Deborah Brock is a professor specializing in the areas social, moral, and sexual regulation.
She is currently an associate professor (Arts) at York University and she teaches Crime and Criminological Theory; Social Regulation; Gender and Sexualities; Historical Sociology.
If sex workers were able to do their work in a secure, less criminalized area they would not be visible and therefore would not be seen as immoral and in turn prosecuted much less.
She does definitely make the distinction between adult sex work and that of juvenile sex work because adults can consent to the activity and many use it as a source of employment however most of the time juveniles are exploited by older people in a position of power.
Chapter two focuses on how the murder of a young boy started a moral panic and the media made prostitution seem as though it was a big social problem.

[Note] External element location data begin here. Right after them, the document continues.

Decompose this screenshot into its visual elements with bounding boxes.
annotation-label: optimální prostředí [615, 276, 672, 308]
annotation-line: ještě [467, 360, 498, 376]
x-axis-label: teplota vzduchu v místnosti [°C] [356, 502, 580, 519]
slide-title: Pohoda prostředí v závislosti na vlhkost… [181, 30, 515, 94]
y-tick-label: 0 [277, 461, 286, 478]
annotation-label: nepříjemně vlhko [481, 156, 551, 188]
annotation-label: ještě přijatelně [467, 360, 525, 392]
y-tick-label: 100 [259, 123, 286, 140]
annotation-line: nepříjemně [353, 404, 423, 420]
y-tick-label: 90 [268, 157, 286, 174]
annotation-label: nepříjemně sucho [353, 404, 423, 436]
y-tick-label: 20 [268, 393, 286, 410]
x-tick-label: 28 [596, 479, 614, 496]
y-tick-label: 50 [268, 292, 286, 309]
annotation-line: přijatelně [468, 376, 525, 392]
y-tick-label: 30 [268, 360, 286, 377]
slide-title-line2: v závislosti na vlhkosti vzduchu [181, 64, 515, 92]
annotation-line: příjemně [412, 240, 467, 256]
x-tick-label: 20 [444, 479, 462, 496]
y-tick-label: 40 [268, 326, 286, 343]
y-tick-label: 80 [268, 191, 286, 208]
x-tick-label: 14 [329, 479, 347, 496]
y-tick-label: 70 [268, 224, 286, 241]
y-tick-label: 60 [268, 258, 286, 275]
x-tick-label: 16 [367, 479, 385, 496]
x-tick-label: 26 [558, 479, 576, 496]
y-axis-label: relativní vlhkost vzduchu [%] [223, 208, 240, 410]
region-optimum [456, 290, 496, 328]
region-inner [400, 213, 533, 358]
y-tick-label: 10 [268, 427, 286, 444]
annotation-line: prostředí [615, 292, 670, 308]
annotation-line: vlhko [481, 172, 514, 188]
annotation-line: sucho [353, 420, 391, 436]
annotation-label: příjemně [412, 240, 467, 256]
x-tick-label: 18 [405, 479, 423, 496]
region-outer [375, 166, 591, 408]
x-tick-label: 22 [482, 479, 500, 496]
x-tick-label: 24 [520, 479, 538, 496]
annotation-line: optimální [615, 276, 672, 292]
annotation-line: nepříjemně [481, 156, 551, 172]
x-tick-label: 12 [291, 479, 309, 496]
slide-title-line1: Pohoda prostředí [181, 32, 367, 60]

The media and different groups start to make a big deal out of a small issues and soon everybody wants more police and more jails which leads to more criminal records which forces women to sell their bodies because they cannot get another job.
Basically moral and discriminatory bias is punishing the most disadvantaged women - those who work the streets- while doing nothing to understand why they are there in the first place.

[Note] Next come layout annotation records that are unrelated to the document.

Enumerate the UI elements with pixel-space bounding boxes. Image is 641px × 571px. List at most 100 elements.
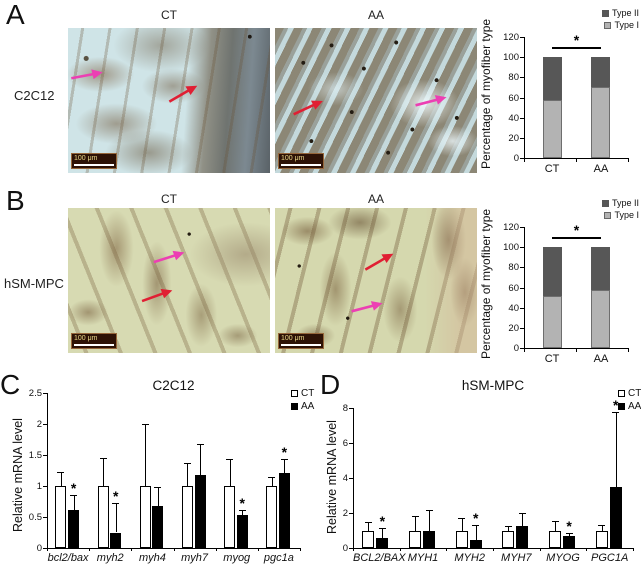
y-tick-label: 0.5: [28, 512, 42, 523]
x-tick-label: PGC1A: [591, 552, 629, 564]
stacked-bar-segment-type-ii: [591, 57, 611, 88]
bar-aa: [563, 535, 576, 548]
x-tick-label: myh4: [138, 552, 166, 564]
panel-c-label: C: [0, 369, 21, 400]
row-label-c2c12: C2C12: [14, 88, 55, 103]
y-tick-mark: [43, 486, 47, 487]
stacked-bar-segment-type-i: [542, 295, 562, 348]
bar-aa: [110, 532, 122, 548]
error-bar: [569, 533, 571, 536]
y-tick-mark: [520, 77, 524, 79]
error-bar: [115, 503, 117, 533]
y-tick-label: 60: [508, 92, 519, 104]
error-bar-cap: [551, 520, 559, 522]
significance-asterisk: *: [612, 396, 619, 413]
scale-bar: 100 μm: [71, 333, 117, 349]
bar-aa: [609, 486, 622, 548]
error-bar: [461, 518, 463, 531]
significance-asterisk: *: [379, 512, 386, 529]
bar-ct: [502, 530, 515, 548]
scale-bar-line: [281, 344, 321, 346]
x-tick-mark: [539, 548, 541, 551]
scale-bar-label: 100 μm: [281, 335, 305, 342]
x-tick-label: MYH2: [454, 552, 485, 564]
error-bar-cap: [280, 458, 288, 460]
y-tick-label: 60: [508, 282, 519, 294]
magenta-arrow-icon: [71, 69, 103, 80]
y-tick-label: 0: [36, 543, 42, 554]
micrograph-c2c12-aa: 100 μm: [275, 28, 477, 173]
y-tick-label: 100: [503, 52, 519, 64]
category-label: AA: [593, 353, 609, 365]
legend-label: Type I: [614, 20, 639, 30]
error-bar: [615, 411, 617, 487]
panel-b-label: B: [6, 185, 25, 216]
error-bar-cap: [141, 424, 149, 425]
x-tick-mark: [215, 548, 217, 551]
significance-asterisk: *: [281, 443, 288, 460]
bar-ct: [266, 486, 278, 548]
column-header-ct-a: CT: [161, 8, 177, 22]
magenta-arrow-icon: [351, 301, 383, 313]
red-arrow-icon: [168, 85, 198, 103]
y-tick-label: 40: [508, 112, 519, 124]
bar-ct: [224, 486, 236, 548]
error-bar: [475, 525, 477, 541]
category-label: CT: [544, 353, 560, 365]
significance-asterisk: *: [573, 32, 580, 49]
y-tick-label: 1: [36, 481, 42, 492]
red-arrow-icon: [293, 100, 323, 116]
x-tick-mark: [524, 158, 525, 162]
y-tick-label: 0: [342, 543, 348, 554]
y-tick-mark: [349, 408, 353, 409]
legend-swatch: [601, 199, 609, 207]
significance-asterisk: *: [573, 222, 580, 239]
y-tick-label: 40: [508, 302, 519, 314]
error-bar: [103, 458, 105, 486]
y-tick-mark: [349, 513, 353, 514]
bar-ct: [55, 486, 67, 548]
y-tick-mark: [520, 307, 524, 309]
error-bar-cap: [472, 525, 480, 527]
y-tick-mark: [349, 548, 353, 549]
x-tick-mark: [446, 548, 448, 551]
significance-asterisk: *: [566, 518, 572, 535]
error-bar: [555, 520, 557, 531]
stacked-bar-segment-type-i: [591, 289, 611, 348]
x-tick-mark: [399, 548, 401, 551]
red-arrow-icon: [141, 288, 173, 303]
x-tick-mark: [576, 158, 577, 162]
error-bar-cap: [411, 515, 419, 517]
scale-bar-label: 100 μm: [74, 155, 98, 162]
y-tick-label: 2: [342, 508, 348, 519]
significance-line: [552, 237, 601, 239]
legend-item: CT: [291, 388, 314, 399]
legend-item: Type I: [604, 210, 639, 220]
scale-bar: 100 μm: [71, 153, 117, 169]
x-tick-label: BCL2/BAX: [353, 552, 406, 564]
plot-area: [524, 37, 629, 159]
error-bar: [601, 525, 603, 531]
y-tick-label: 20: [508, 322, 519, 334]
error-bar-cap: [425, 509, 433, 511]
bar-aa: [194, 475, 206, 548]
magenta-arrow-icon: [415, 95, 447, 107]
x-tick-mark: [257, 548, 259, 551]
y-tick-label: 80: [508, 262, 519, 274]
error-bar-cap: [196, 444, 204, 446]
x-tick-label: myh7: [181, 552, 209, 564]
bar-aa: [236, 515, 248, 548]
error-bar: [229, 458, 231, 486]
magenta-arrow-icon: [153, 250, 185, 264]
y-tick-label: 20: [508, 132, 519, 144]
x-tick-mark: [628, 348, 629, 352]
error-bar: [157, 487, 159, 507]
scale-bar-line: [74, 164, 114, 166]
bar-ct: [409, 530, 422, 548]
y-tick-mark: [520, 267, 524, 269]
error-bar-cap: [70, 495, 78, 497]
error-bar-cap: [112, 503, 120, 505]
x-tick-label: MYH7: [501, 552, 532, 564]
legend-label: AA: [301, 401, 315, 412]
y-tick-mark: [520, 287, 524, 289]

Restricting the communication for the purpose of prostitution did not work to get the sex workers of the street even though there were a huge number of arrest.

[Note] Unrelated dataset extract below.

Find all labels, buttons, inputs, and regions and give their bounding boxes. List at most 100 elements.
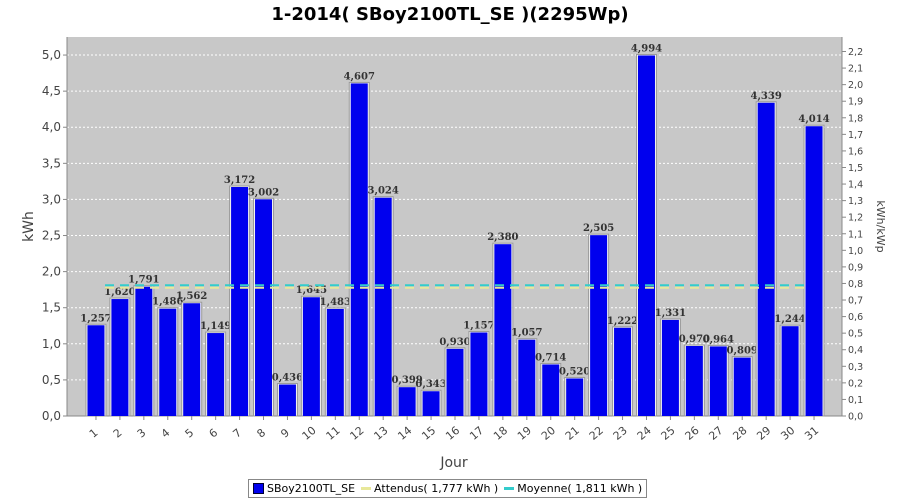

She examines how laws have been in place to govern sex work since 1839 and is either seen as a public nuisance or a morality problem.
Sex work is sometimes the only option for women to support themselves because they are, many times, only given access to jobs that provide very low wages, are in the services sector and have little chance of advancement (Brock, 1998, p. 14-15).
She also explains that the laws to stop prostitution do not work and mainly come from the moral panic that the media creates (Brock, 1998, p. 138).
Her major contribution of feminist criminology is in how moral panics about prostitution create laws that do not work in fixing the problem.